27 décembre 2011 – Depuis le 24 décembre, la marine iranienne est engagée pour dix jours dans de grandes manœuvres navales dénommées Velayat 90, dans le détroit d’Ormouz et le Golfe (mer d'Oman). Ces manœuvres sont interprétées, indirectement par les Iraniens, directement par des commentateurs étrangers (les Israéliens de DEBKAFiles), comme un défi lancé à l’U.S. Navy dans le champ de la guerre électronique. L’interprétation se place évidemment dans la logique de la “capture” du RQ-170 de la CIA par les Iraniens, qui a nourri d’intenses spéculations sur les capacités électroniques de ces mêmes Iraniens.

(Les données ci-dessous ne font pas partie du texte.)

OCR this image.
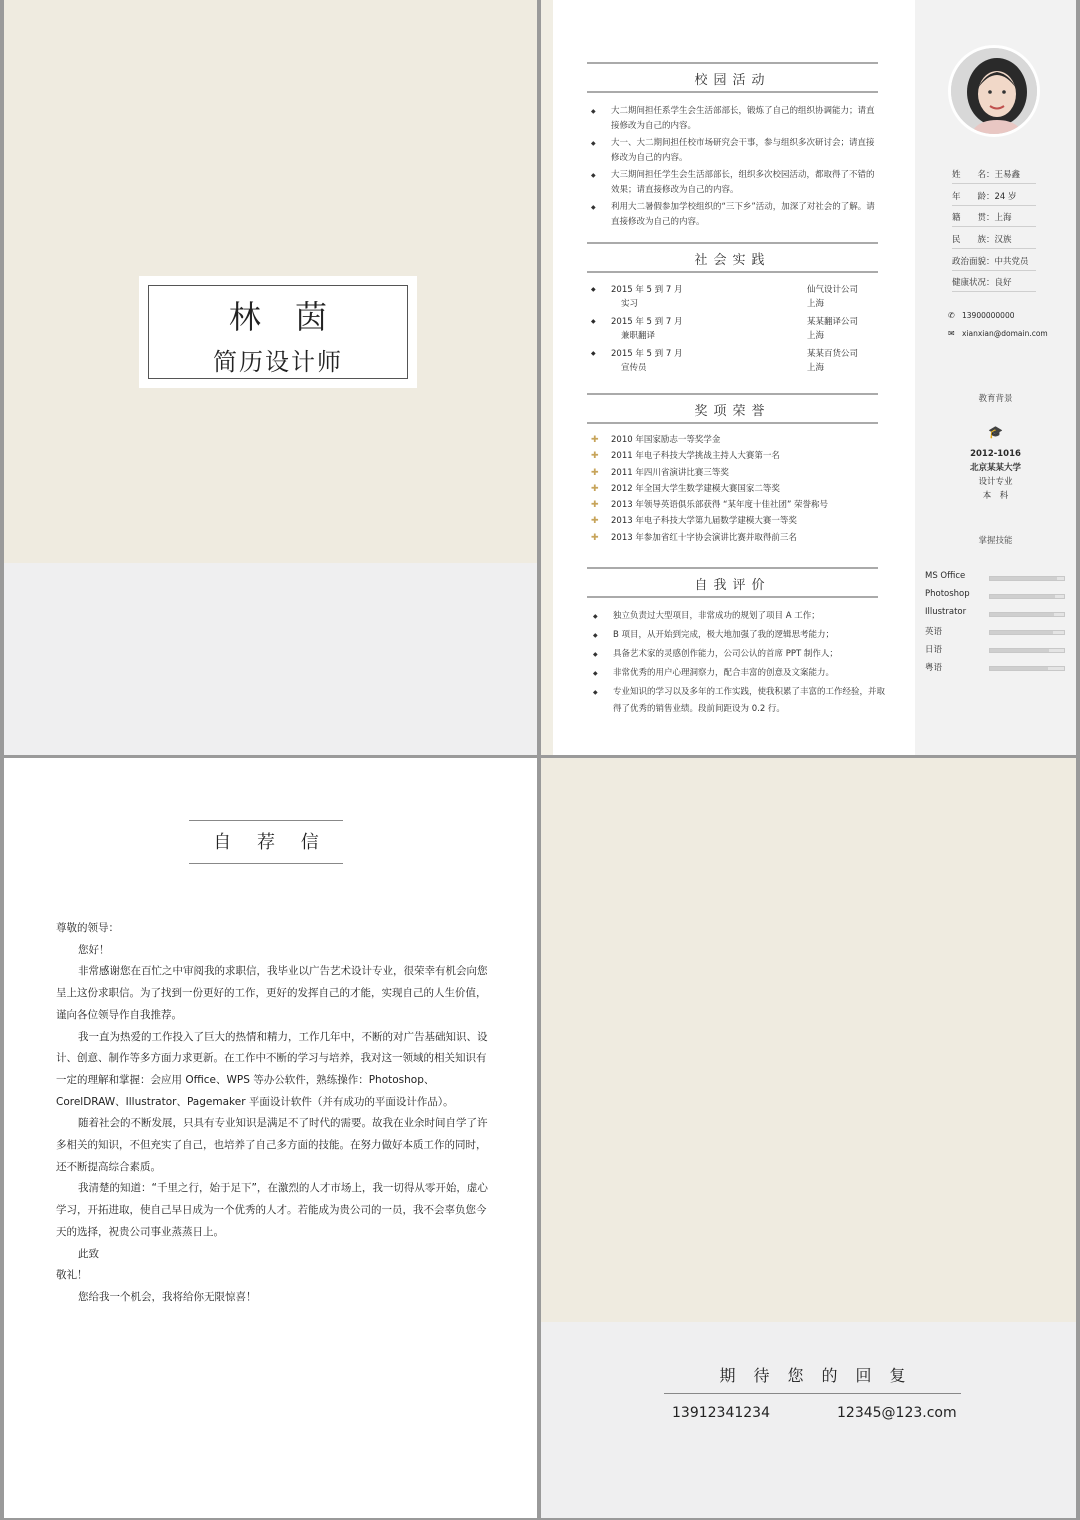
林 茵
简历设计师
校园活动
◆ 大二期间担任系学生会生活部部长，锻炼了自己的组织协调能力；请直接修改为自己的内容。
◆ 大一、大二期间担任校市场研究会干事，参与组织多次研讨会；请直接修改为自己的内容。
◆ 大三期间担任学生会生活部部长，组织多次校园活动，都取得了不错的效果；请直接修改为自己的内容。
◆ 利用大二暑假参加学校组织的“三下乡”活动，加深了对社会的了解。请直接修改为自己的内容。
社会实践
◆ 2015 年 5 到 7 月
实习
仙气设计公司
上海
◆ 2015 年 5 到 7 月
兼职翻译
某某翻译公司
上海
◆ 2015 年 5 到 7 月
宣传员
某某百货公司
上海
奖项荣誉
✚ 2010 年国家励志一等奖学金
✚ 2011 年电子科技大学挑战主持人大赛第一名
✚ 2011 年四川省演讲比赛三等奖
✚ 2012 年全国大学生数学建模大赛国家二等奖
✚ 2013 年领导英语俱乐部获得 “某年度十佳社团” 荣誉称号
✚ 2013 年电子科技大学第九届数学建模大赛一等奖
✚ 2013 年参加省红十字协会演讲比赛并取得前三名
自我评价
◆ 独立负责过大型项目，非常成功的规划了项目 A 工作；
◆ B 项目，从开始到完成，极大地加强了我的逻辑思考能力；
◆ 具备艺术家的灵感创作能力，公司公认的首席 PPT 制作人；
◆ 非常优秀的用户心理洞察力，配合丰富的创意及文案能力。
◆ 专业知识的学习以及多年的工作实践，使我积累了丰富的工作经验，并取得了优秀的销售业绩。段前间距设为 0.2 行。
姓　　名：王易鑫
年　　龄：24 岁
籍　　贯：上海
民　　族：汉族
政治面貌：中共党员
健康状况：良好
✆ 13900000000
✉ xianxian@domain.com
教育背景
🎓
2012-1016
北京某某大学
设计专业
本　科
掌握技能
MS Office
Photoshop
Illustrator
英语
日语
粤语
自 荐 信

尊敬的领导：

您好！

非常感谢您在百忙之中审阅我的求职信，我毕业以广告艺术设计专业，很荣幸有机会向您呈上这份求职信。为了找到一份更好的工作，更好的发挥自己的才能，实现自己的人生价值，谨向各位领导作自我推荐。

我一直为热爱的工作投入了巨大的热情和精力，工作几年中，不断的对广告基础知识、设计、创意、制作等多方面力求更新。在工作中不断的学习与培养，我对这一领域的相关知识有一定的理解和掌握：会应用 Office、WPS 等办公软件，熟练操作：Photoshop、CorelDRAW、Illustrator、Pagemaker 平面设计软件（并有成功的平面设计作品）。

随着社会的不断发展，只具有专业知识是满足不了时代的需要。故我在业余时间自学了许多相关的知识，不但充实了自己，也培养了自己多方面的技能。在努力做好本质工作的同时，还不断提高综合素质。

我清楚的知道：“千里之行，始于足下”，在激烈的人才市场上，我一切得从零开始，虚心学习，开拓进取，使自己早日成为一个优秀的人才。若能成为贵公司的一员，我不会辜负您今天的选择，祝贵公司事业蒸蒸日上。

此致

敬礼！

您给我一个机会，我将给你无限惊喜！

期待您的回复
13912341234	12345@123.com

Du côté iranien, toutes les affirmations vont dans le sens, effectivement, d’une affirmation de puissance dans le domaine de la guerre électronique.

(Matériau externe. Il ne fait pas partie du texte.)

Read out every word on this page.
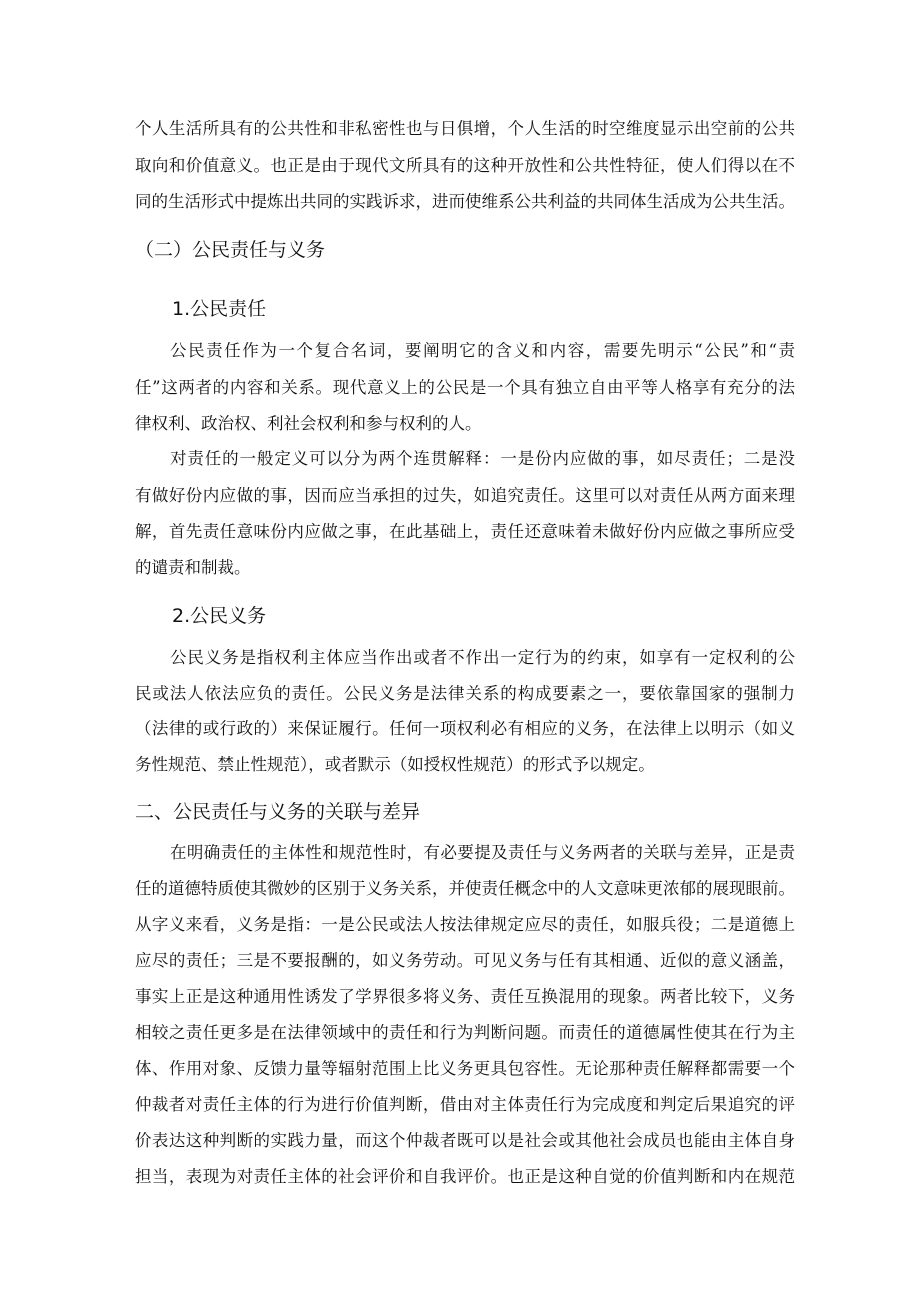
个人生活所具有的公共性和非私密性也与日俱增，个人生活的时空维度显示出空前的公共
取向和价值意义。也正是由于现代文所具有的这种开放性和公共性特征，使人们得以在不
同的生活形式中提炼出共同的实践诉求，进而使维系公共利益的共同体生活成为公共生活。
（二）公民责任与义务
1.公民责任
公民责任作为一个复合名词，要阐明它的含义和内容，需要先明示“公民”和“责
任”这两者的内容和关系。现代意义上的公民是一个具有独立自由平等人格享有充分的法
律权利、政治权、利社会权利和参与权利的人。
对责任的一般定义可以分为两个连贯解释：一是份内应做的事，如尽责任；二是没
有做好份内应做的事，因而应当承担的过失，如追究责任。这里可以对责任从两方面来理
解，首先责任意味份内应做之事，在此基础上，责任还意味着未做好份内应做之事所应受
的谴责和制裁。
2.公民义务
公民义务是指权利主体应当作出或者不作出一定行为的约束，如享有一定权利的公
民或法人依法应负的责任。公民义务是法律关系的构成要素之一，要依靠国家的强制力
（法律的或行政的）来保证履行。任何一项权利必有相应的义务，在法律上以明示（如义
务性规范、禁止性规范），或者默示（如授权性规范）的形式予以规定。
二、公民责任与义务的关联与差异
在明确责任的主体性和规范性时，有必要提及责任与义务两者的关联与差异，正是责
任的道德特质使其微妙的区别于义务关系，并使责任概念中的人文意味更浓郁的展现眼前。
从字义来看，义务是指：一是公民或法人按法律规定应尽的责任，如服兵役；二是道德上
应尽的责任；三是不要报酬的，如义务劳动。可见义务与任有其相通、近似的意义涵盖，
事实上正是这种通用性诱发了学界很多将义务、责任互换混用的现象。两者比较下，义务
相较之责任更多是在法律领域中的责任和行为判断问题。而责任的道德属性使其在行为主
体、作用对象、反馈力量等辐射范围上比义务更具包容性。无论那种责任解释都需要一个
仲裁者对责任主体的行为进行价值判断，借由对主体责任行为完成度和判定后果追究的评
价表达这种判断的实践力量，而这个仲裁者既可以是社会或其他社会成员也能由主体自身
担当，表现为对责任主体的社会评价和自我评价。也正是这种自觉的价值判断和内在规范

• Le 25 décembre 2011, PressTV.com a publié un texte bref pour annoncer une sorte de premier “communiqué de victoire“ de ces manœuvres Velayat 90... «The Iranian military has tested its most modern home-manufactured electronic warfare gear and defeated mock enemy on the second day of massive Velayat 90 naval exercise. »...] During the second day of the maneuvers, different classes of frigates and submarines, sophisticated and technologically advanced ground-to-sea missile systems, advanced equipment used for communication and the exchange of intelligence were successfully tested and utilized along with modern electro-optical systems. Meanwhile, counterattacks against possible dive bombers, exchange of logistics and deep sea patrol were carried out on Sunday.»

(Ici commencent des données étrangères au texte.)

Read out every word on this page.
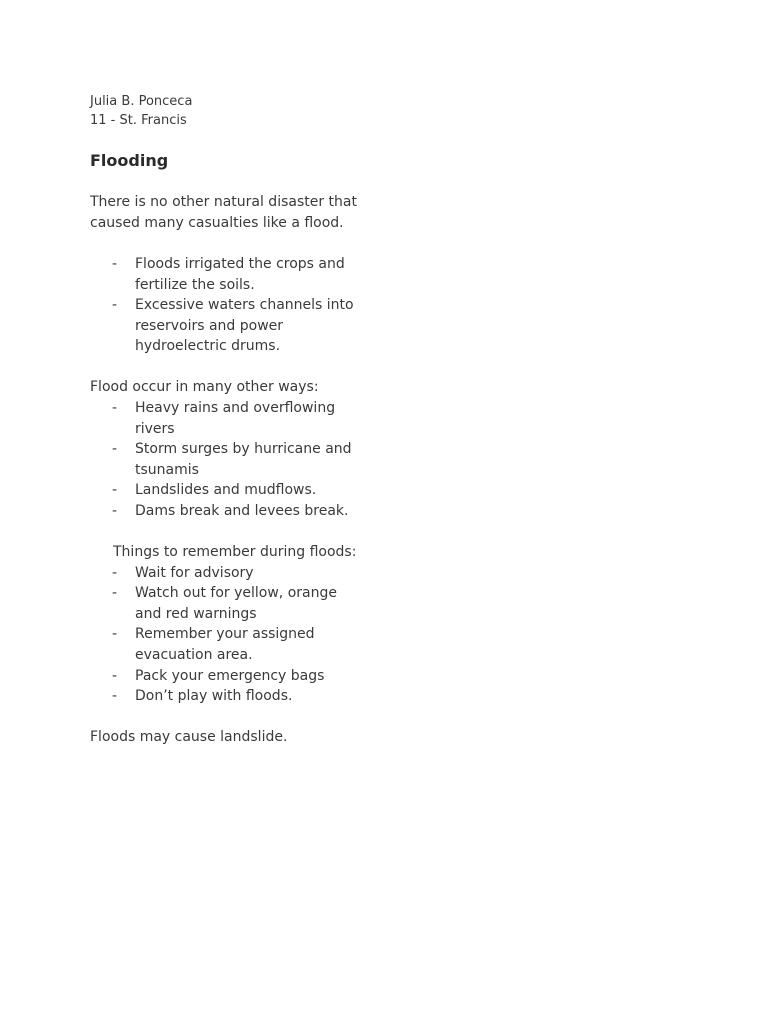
Julia B. Ponceca

11 - St. Francis

Flooding

There is no other natural disaster that caused many casualties like a flood.

- Floods irrigated the crops and fertilize the soils.
- Excessive waters channels into reservoirs and power hydroelectric drums.

Flood occur in many other ways:

- Heavy rains and overflowing rivers
- Storm surges by hurricane and tsunamis
- Landslides and mudflows.
- Dams break and levees break.

Things to remember during floods:

- Wait for advisory
- Watch out for yellow, orange and red warnings
- Remember your assigned evacuation area.
- Pack your emergency bags
- Don’t play with floods.

Floods may cause landslide.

• Le lendemain, soit le 26 décembre 2011, le même site PressTV.com publie une déclaration d’un membre de la Commission sur la Sécurité Nationale et la Politique Etrangère du Majlis (Parlement iranien), Avaz Heidarpour. (Notez combien les déclarations de membres de cette commission se multiplient, ce qui semble donner aux spécialistes des affaires de sécurité nationale du Parlement une place importante dans la tactique générale de lutte contre le bloc BAO que suit désormais l’Iran, dans des conditions notablement différentes depuis l’affaire du RQ-170.) Heidarpour affirme la capacité de l’Iran de contrer toute “cyberattaque” de la part des USA (et du reste du “bloc”). La déclaration a un rapport indirect avec les manœuvres Velayat 90, comme elle a un rapport également indirect avec l’affaire du RQ-170. Ce qui est intéressant dans la déclaration de Heidarpour, c’est la façon dont il mélange, sans faire vraiment de différence, sans tracer de lignes de rupture entre l’une et l’autre, d’une part la véritable cyberguerre qui dépend du système du technologisme, notamment dans sa composante de guerre électronique qui implique l’affaire du RQ-170 comme les manœuvres Velayat 90, et d’autre part la guerre de l’information au niveau de l’influence et des médias, qui dépend du système de la communication… Les Iraniens semblent commencer à comprendre parfaitement, bien mieux que les membres robotisés et enfermés dans leur dialectique moralisante des services de sécurité nationale du bloc BAO, comment fonctionne le bloc BAO en tant que principal moteur du Système.

«Iran enjoys “appropriate and adequate” scientific capacities and the operational systems to counter psychological ploys employed by the US in the cyberspace, […] Avaz Heidarpour, said on Sunday. He pointed to the US efforts to influence public opinion in the cyberspace and emphasized that Washington would naturally resort to defensive and media tactics when it realizes that the time and locations are not favorable to wage battles in the Middle East. The legislator, however, pointed out that thanks to their prudence, the Iranian nation would not allow the US and Western media to gain influence on them.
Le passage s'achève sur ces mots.